That's it Pwn2Own 2014, one event you are doing these days along with CanSecWest at Vancouver, he began. the point is how it started. From day one, contestants exposed vulnerabilities in Safari, Firefox, the Internet Explorer, and classic in Adobe Flash and Reader.
The payments – bounties for the discovery of vulnerabilities since the first day reached 400,000 dollars. Most of the money these went to French research company VUPEN. The company's researchers managed to discover a total of four vulnerabilities.
They discovered one use-after-free on its sandbox Internet Explorer. The vulnerability could be used to execute arbitrary code. One Overflow with PDF in the Adobe reader sandbox can also be used to execute malicious code.

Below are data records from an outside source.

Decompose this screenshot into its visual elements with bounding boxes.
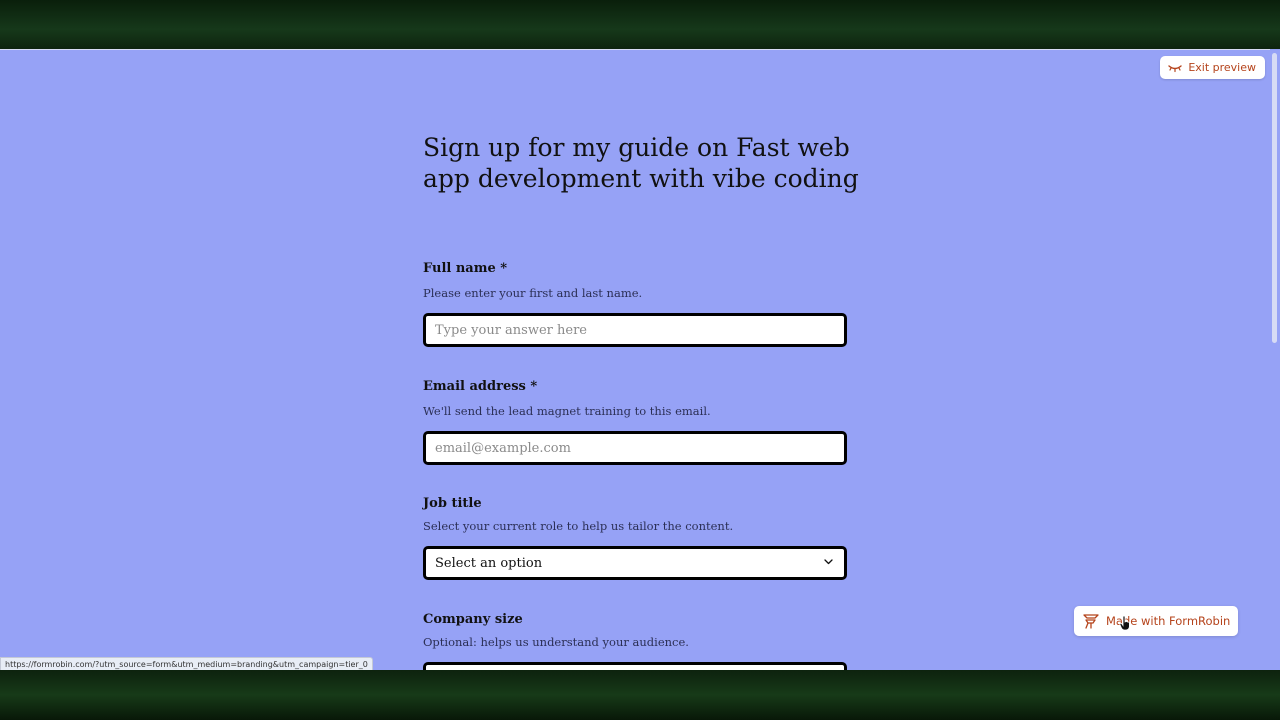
formrobin-logo-icon (1083, 614, 1099, 629)
chevron-down-icon (824, 559, 833, 565)
job-title-selected-value: Select an option (435, 555, 543, 571)
form-preview-page: Exit preview Sign up for my guide on Fas… (0, 49, 1270, 671)
exit-preview-label: Exit preview (1188, 61, 1256, 74)
full-name-help: Please enter your first and last name. (423, 286, 643, 300)
email-label: Email address * (423, 379, 538, 394)
full-name-input[interactable] (423, 313, 847, 347)
desktop-background-bottom (0, 670, 1280, 720)
made-with-formrobin-badge[interactable]: Made with FormRobin (1074, 606, 1238, 636)
job-title-help: Select your current role to help us tail… (423, 519, 734, 533)
job-title-label: Job title (423, 496, 482, 511)
email-input[interactable] (423, 431, 847, 465)
form-title: Sign up for my guide on Fast web app dev… (423, 133, 859, 193)
page-scrollbar[interactable] (1270, 49, 1280, 670)
email-help: We'll send the lead magnet training to t… (423, 404, 711, 418)
job-title-select[interactable]: Select an option (423, 546, 847, 580)
company-size-label: Company size (423, 612, 523, 627)
exit-preview-button[interactable]: Exit preview (1160, 56, 1265, 79)
full-name-label: Full name * (423, 261, 508, 276)
company-size-help: Optional: helps us understand your audie… (423, 635, 689, 649)
hand-cursor-icon (1119, 615, 1130, 631)
eye-closed-icon (1168, 64, 1183, 72)
scrollbar-thumb[interactable] (1272, 53, 1277, 343)
desktop-background-top (0, 0, 1280, 49)
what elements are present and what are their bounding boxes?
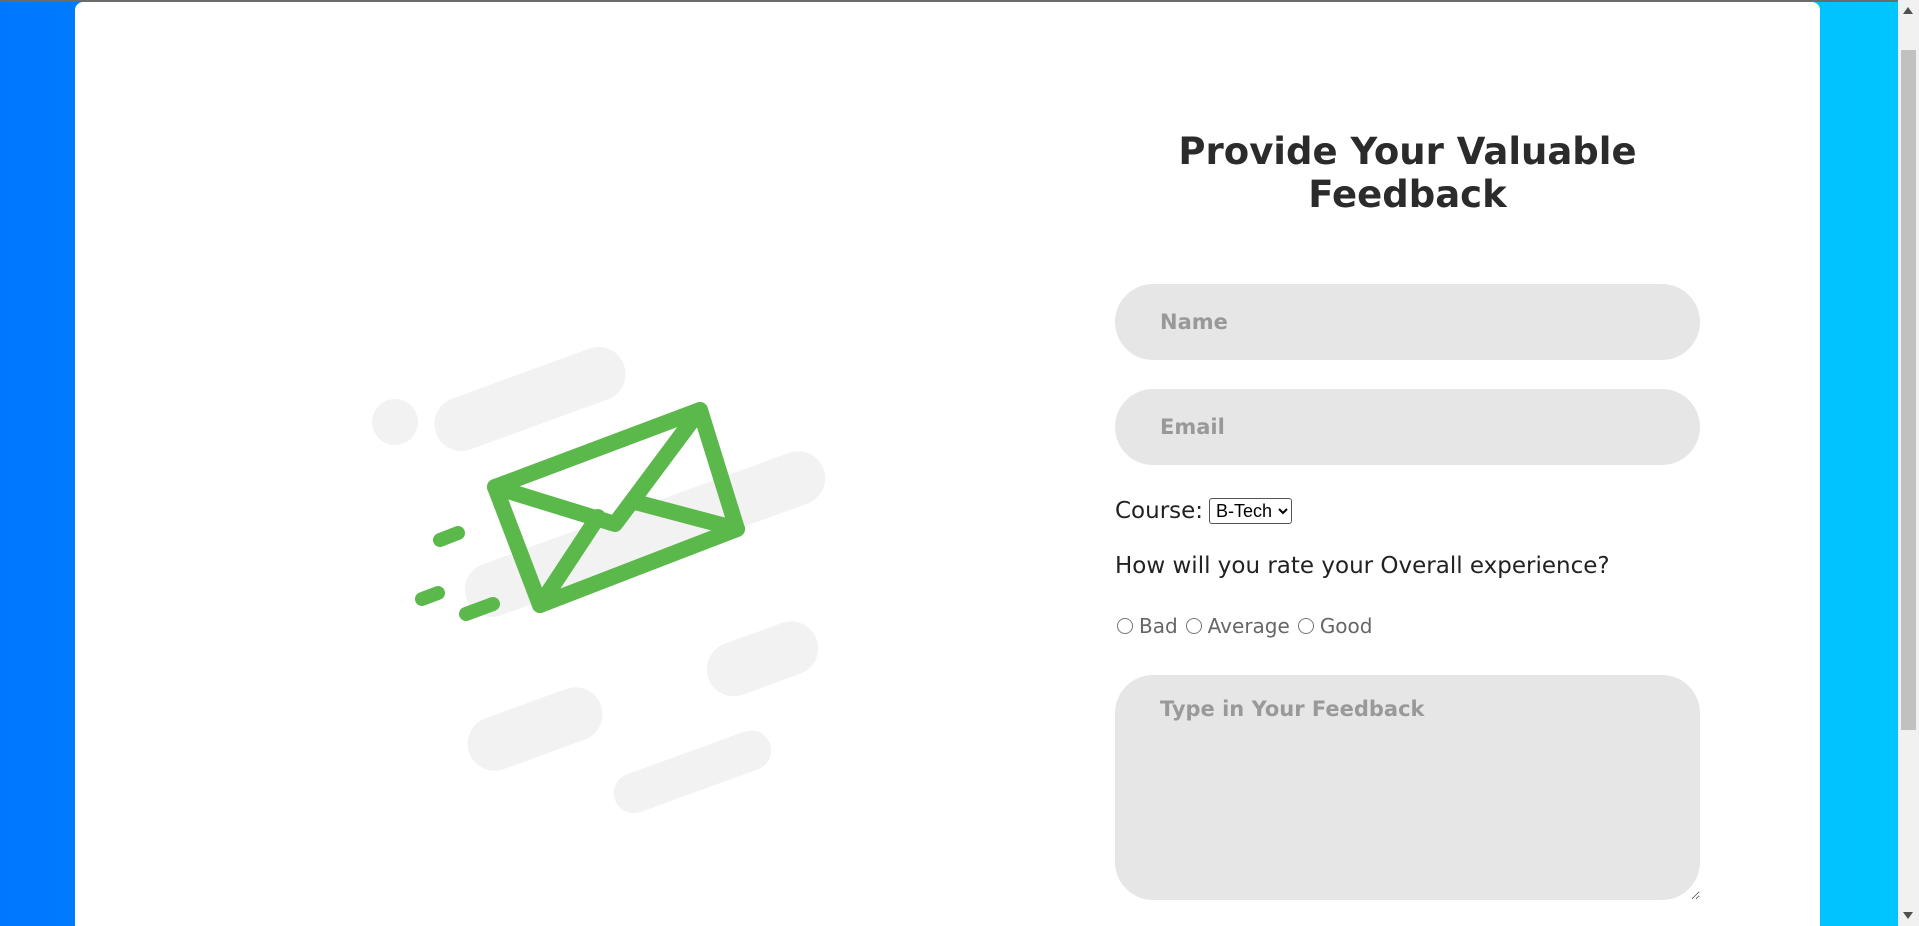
scroll-up-arrow-icon[interactable] [1903,7,1913,14]
scrollbar-thumb[interactable] [1901,50,1916,730]
decor-streak [613,730,772,814]
email-input[interactable] [1115,389,1700,465]
feedback-textarea[interactable] [1115,675,1700,900]
course-row: Course: B-Tech [1115,496,1293,526]
rating-label-good: Good [1319,614,1373,638]
rating-options: Bad Average Good [1115,614,1378,638]
rating-radio-good[interactable] [1297,618,1314,634]
page: Provide Your Valuable Feedback Course: B… [0,0,1919,926]
rating-radio-average[interactable] [1185,618,1202,634]
form-title: Provide Your Valuable Feedback [1178,130,1637,216]
rating-radio-bad[interactable] [1117,618,1133,634]
course-select[interactable]: B-Tech [1209,498,1293,524]
vertical-scrollbar[interactable] [1898,0,1919,926]
decor-streak [706,621,819,697]
scroll-down-arrow-icon[interactable] [1903,912,1913,919]
rating-question: How will you rate your Overall experienc… [1115,553,1610,579]
course-label: Course: [1115,498,1204,524]
envelope-illustration [372,347,826,814]
decor-dot [372,399,418,445]
rating-label-average: Average [1207,614,1290,638]
feedback-card: Provide Your Valuable Feedback Course: B… [75,2,1820,926]
decor-streak [467,687,603,771]
name-input[interactable] [1115,284,1700,360]
feedback-form: Provide Your Valuable Feedback Course: B… [1115,2,1700,926]
rating-label-bad: Bad [1139,614,1178,638]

VUPEN experts also presented one use-after-free which can act as a lever to execute malicious code in Firefox. Additionally they managed to bypass the Internet Explorer 11 sandbox of their Windows 8.1 with a vulnerability use-after-free causing object confusion at the broker
VUPEN researchers received a total of $ 300,000.
Researchers Jüri Aedla and Mariusz Mlynski managed to hack Firefox. Aedla discovered one out-of-bound read / write can be used to run malicious code
Mlynski discovered two security gaps: a privilege escalation flaw that could be exploited to bypass the browser's security measures. Each of the experts took from 50.000 dollars.
The organizing initiative belongs to TippingPoint Zero Day Initiative (ZDI) and Google, which, as co-sponsor of Pwn2Own 2014, took part in Pwn4Fun. Experts from Google and ZDi presented their own exploits, and all the proceeds to be made available for the Red Cross of Canada.
"At Pwn4Fun, Google presented a very impressive exploit for Apple's Safari. The exploit runs it Safari launching Calculator as a root on Mac OS X. ZDi has multiplied exploits, including a flexible bypass of the Internet Explorer sandbox, ”said the contest organizers.
82.500 dollars will be available on the Red Cross of Canada.